The expected value of the estimator \widehat{{\rho}^{2}} (defined in Equation (10)) is

E[\widehat{{\rho}^{2}}]={\sigma}^{2}\left(1-\frac{1}{n}\right)+{\rho}^{2}\left(1-\frac{{\displaystyle {\sum}_{p=1}^{{k}_{0}}{n}_{p}^{2}}}{{n}^{2}}\right).

Note that when *k*_{0} = 1 (i.e. having only one segment), E[\widehat{{\rho}^{2}}]={\sigma}^{2}\left(1-\frac{1}{n}\right). In this degenerate case, the variance of the segment levels *ρ*^{2} should be estimated with zero but \widehat{{\rho}^{2}} estimates it with the variance of the data points.

Moreover, since {\displaystyle {\sum}_{p=1}^{{k}_{0}}{n}_{p}^{2}}\ge n (the equality holds only when *k*_{0} = *n*), we obtain that

{\sigma}^{2}\left(1-\frac{1}{n}\right)\le E[\widehat{{\rho}^{2}}]\le \left(1-\frac{1}{n}\right)\left({\sigma}^{2}+{\rho}^{2}\right).

Hence, if *n* is large the expected value is between *σ*^{2} and *σ*^{2} + *ρ*^{2}, so that, if *ρ*^{2} ≪ *σ*^{2}, the estimator is almost unbiased for *σ*^{2} (instead of *ρ*^{2}).

#### Definition of alternative estimator of *ρ*^{2}: \widehat{{\rho}_{1}^{2}}

Since the covariance between data points belonging to the same segment is *ρ*^{2}, we could try to use a circular version of the estimator of the autocovariance of a stationary time series

\widehat{{\rho}_{1}^{2}}:=\frac{1}{n}{\displaystyle \sum _{i=1}^{n}({Y}_{i}-\overline{Y})({Y}_{i+1}-\overline{Y}),}

where *Y*_{n+1}:= *Y*_{1}. The expected value of the estimator turns out to be

E[\widehat{{\rho}_{1}^{2}}]=\{\begin{array}{ll}-\frac{{\sigma}^{2}}{n}\hfill & \text{if}{k}_{0}=1\hfill \\ \frac{{\rho}^{2}}{n}\left(n-{k}_{0}-\frac{{\displaystyle {\sum}_{p=1}^{{k}_{0}}{n}_{p}^{2}}}{n}\right)-\frac{{\sigma}^{2}}{n}\hfill & \text{if}{k}_{0}\ge 2.\hfill \end{array}

In the computation we considered two cases: *k*_{0} = 1 and *k*_{0} ≥ 2. When *k*_{0} = 1, *Y*_{1} and *Y*_{
n
}belong to the same segment and so they are dependent; when *k*_{0} ≥ 2, we suppose that the first and the last segment have not the same level value and so *Y*_{1} and *Y*_{
n
}are independent. If *k*_{0} ≥ 2 and the first and the last segment had the same level value (event with a very low probability), then the first and the last segments would be joined together and so *Y*_{1} and *Y*_{
n
}would be dependent. In this case, the expected value of the estimator would have the same formula, but with *k*_{0} - 1 instead of *k*_{0}.

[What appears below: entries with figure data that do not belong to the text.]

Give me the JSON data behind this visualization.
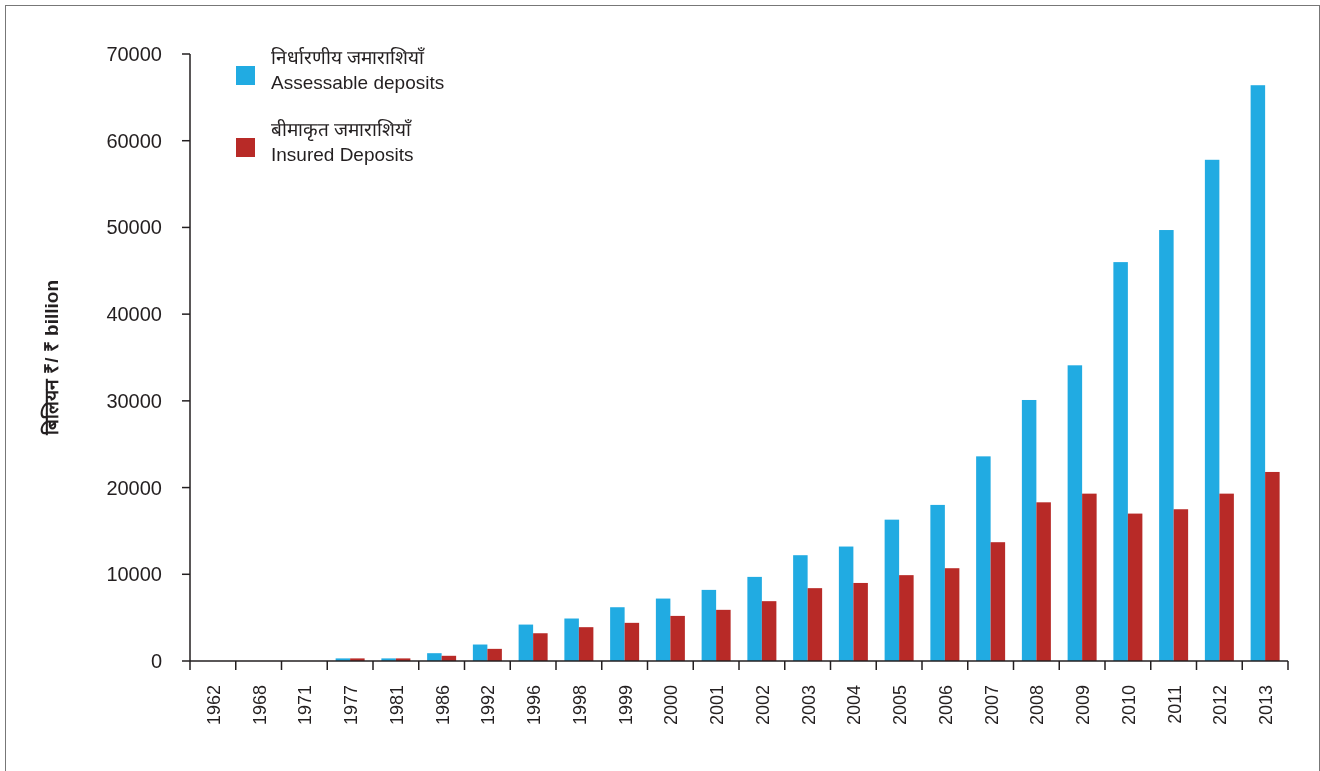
{
  "chart_data": {
    "type": "bar",
    "ylabel": "बिलियन ₹/ ₹ billion",
    "categories": [
      "1962",
      "1968",
      "1971",
      "1977",
      "1981",
      "1986",
      "1992",
      "1996",
      "1998",
      "1999",
      "2000",
      "2001",
      "2002",
      "2003",
      "2004",
      "2005",
      "2006",
      "2007",
      "2008",
      "2009",
      "2010",
      "2011",
      "2012",
      "2013"
    ],
    "series": [
      {
        "name": "निर्धारणीय जमाराशियाँ\nAssessable deposits",
        "color": "#21abe2",
        "values": [
          0,
          0,
          0,
          300,
          300,
          900,
          1900,
          4200,
          4900,
          6200,
          7200,
          8200,
          9700,
          12200,
          13200,
          16300,
          18000,
          23600,
          30100,
          34100,
          46000,
          49700,
          57800,
          66400
        ]
      },
      {
        "name": "बीमाकृत जमाराशियाँ\nInsured Deposits",
        "color": "#b82a27",
        "values": [
          0,
          0,
          0,
          300,
          300,
          600,
          1400,
          3200,
          3900,
          4400,
          5200,
          5900,
          6900,
          8400,
          9000,
          9900,
          10700,
          13700,
          18300,
          19300,
          17000,
          17500,
          19300,
          21800
        ]
      }
    ],
    "ylim": [
      0,
      70000
    ],
    "yticks": [
      0,
      10000,
      20000,
      30000,
      40000,
      50000,
      60000,
      70000
    ],
    "legend": "top left"
  }
}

We can observe that, when *k*_{0} = 1, the expected value is negative, while, when *k*_{0} ≥ 2, it can be negative or positive. Moreover, the coefficient of *σ*^{2} is -\frac{1}{n} and so this addendum does not contribute so much to the unbiasedness of the estimator.

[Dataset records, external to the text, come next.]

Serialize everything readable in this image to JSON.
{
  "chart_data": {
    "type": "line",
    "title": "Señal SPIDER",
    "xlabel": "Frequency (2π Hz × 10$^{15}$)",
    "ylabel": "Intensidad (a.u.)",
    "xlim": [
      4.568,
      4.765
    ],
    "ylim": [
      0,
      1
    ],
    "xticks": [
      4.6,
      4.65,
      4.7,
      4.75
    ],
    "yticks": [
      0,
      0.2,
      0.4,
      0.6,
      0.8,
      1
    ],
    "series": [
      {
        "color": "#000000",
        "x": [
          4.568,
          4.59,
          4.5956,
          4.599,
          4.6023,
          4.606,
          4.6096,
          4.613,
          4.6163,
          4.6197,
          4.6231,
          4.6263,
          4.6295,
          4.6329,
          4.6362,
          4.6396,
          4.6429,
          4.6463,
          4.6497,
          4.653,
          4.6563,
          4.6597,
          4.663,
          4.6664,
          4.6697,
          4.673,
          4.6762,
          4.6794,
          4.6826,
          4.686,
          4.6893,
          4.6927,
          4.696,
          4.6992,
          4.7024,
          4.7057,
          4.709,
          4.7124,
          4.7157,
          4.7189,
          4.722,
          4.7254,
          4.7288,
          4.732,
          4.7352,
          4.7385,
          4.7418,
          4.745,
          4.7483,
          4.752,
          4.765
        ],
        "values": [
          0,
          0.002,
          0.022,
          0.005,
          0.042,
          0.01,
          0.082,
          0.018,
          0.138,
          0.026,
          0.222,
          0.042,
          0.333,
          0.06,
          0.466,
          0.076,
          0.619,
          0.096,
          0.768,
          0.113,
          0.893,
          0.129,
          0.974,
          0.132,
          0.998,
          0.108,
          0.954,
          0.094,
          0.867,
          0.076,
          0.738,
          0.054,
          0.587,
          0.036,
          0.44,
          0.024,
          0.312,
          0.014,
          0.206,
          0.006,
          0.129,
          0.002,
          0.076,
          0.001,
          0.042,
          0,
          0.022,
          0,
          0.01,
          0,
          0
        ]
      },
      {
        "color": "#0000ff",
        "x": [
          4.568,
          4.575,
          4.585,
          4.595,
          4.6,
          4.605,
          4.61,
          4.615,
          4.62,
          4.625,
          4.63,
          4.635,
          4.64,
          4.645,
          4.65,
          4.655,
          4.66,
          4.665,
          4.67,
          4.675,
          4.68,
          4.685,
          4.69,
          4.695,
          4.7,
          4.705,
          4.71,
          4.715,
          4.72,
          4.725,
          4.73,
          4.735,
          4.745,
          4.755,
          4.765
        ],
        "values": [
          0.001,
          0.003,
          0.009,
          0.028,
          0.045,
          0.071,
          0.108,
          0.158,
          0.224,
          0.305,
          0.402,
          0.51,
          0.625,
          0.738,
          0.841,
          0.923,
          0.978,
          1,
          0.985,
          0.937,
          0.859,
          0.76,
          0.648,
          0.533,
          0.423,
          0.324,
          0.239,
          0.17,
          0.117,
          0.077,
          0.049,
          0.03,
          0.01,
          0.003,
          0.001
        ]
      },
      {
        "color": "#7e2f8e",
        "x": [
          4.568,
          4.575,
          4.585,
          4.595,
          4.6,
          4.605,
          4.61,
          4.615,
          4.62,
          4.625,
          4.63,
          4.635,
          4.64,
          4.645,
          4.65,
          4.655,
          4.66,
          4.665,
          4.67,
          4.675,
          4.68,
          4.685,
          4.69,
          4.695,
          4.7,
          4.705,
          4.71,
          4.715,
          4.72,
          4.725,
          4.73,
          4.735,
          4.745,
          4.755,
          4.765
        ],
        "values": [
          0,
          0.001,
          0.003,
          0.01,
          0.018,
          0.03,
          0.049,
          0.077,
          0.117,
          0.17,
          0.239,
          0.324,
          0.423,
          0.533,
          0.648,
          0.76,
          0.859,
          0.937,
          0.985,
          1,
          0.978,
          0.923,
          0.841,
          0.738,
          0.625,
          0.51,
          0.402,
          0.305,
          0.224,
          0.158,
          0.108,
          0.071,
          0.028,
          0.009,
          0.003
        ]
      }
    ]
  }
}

The negativity of the expected value happens because the estimator is a generic estimator of the covariance and, in general, this quantity can be negative. To prevent the negativity of the estimator, we can use its absolute value. In this way, when the quantity in (33) is negative, we use the same estimator but with the sign changed in one of the factors of each product, \widehat{{\rho}_{1}^{2}}=\frac{1}{n}{\displaystyle {\sum}_{i=1}^{n}({Y}_{i}-\overline{Y})(\overline{Y}-{Y}_{i+1})}. Hence, the meaning of the estimator is the same. We are interested only in the absolute value of the estimate and not in its sign. In fact, we already know that the correlation is positive and the negativity of the estimate is due only to the property of the estimator. Our final definition of the estimator is then

\widehat{{\rho}_{1}^{2}}:=\frac{1}{n}\left|{\displaystyle \sum _{i=1}^{n}({Y}_{i}-\overline{Y})({Y}_{i+1}-\overline{Y})}\right|.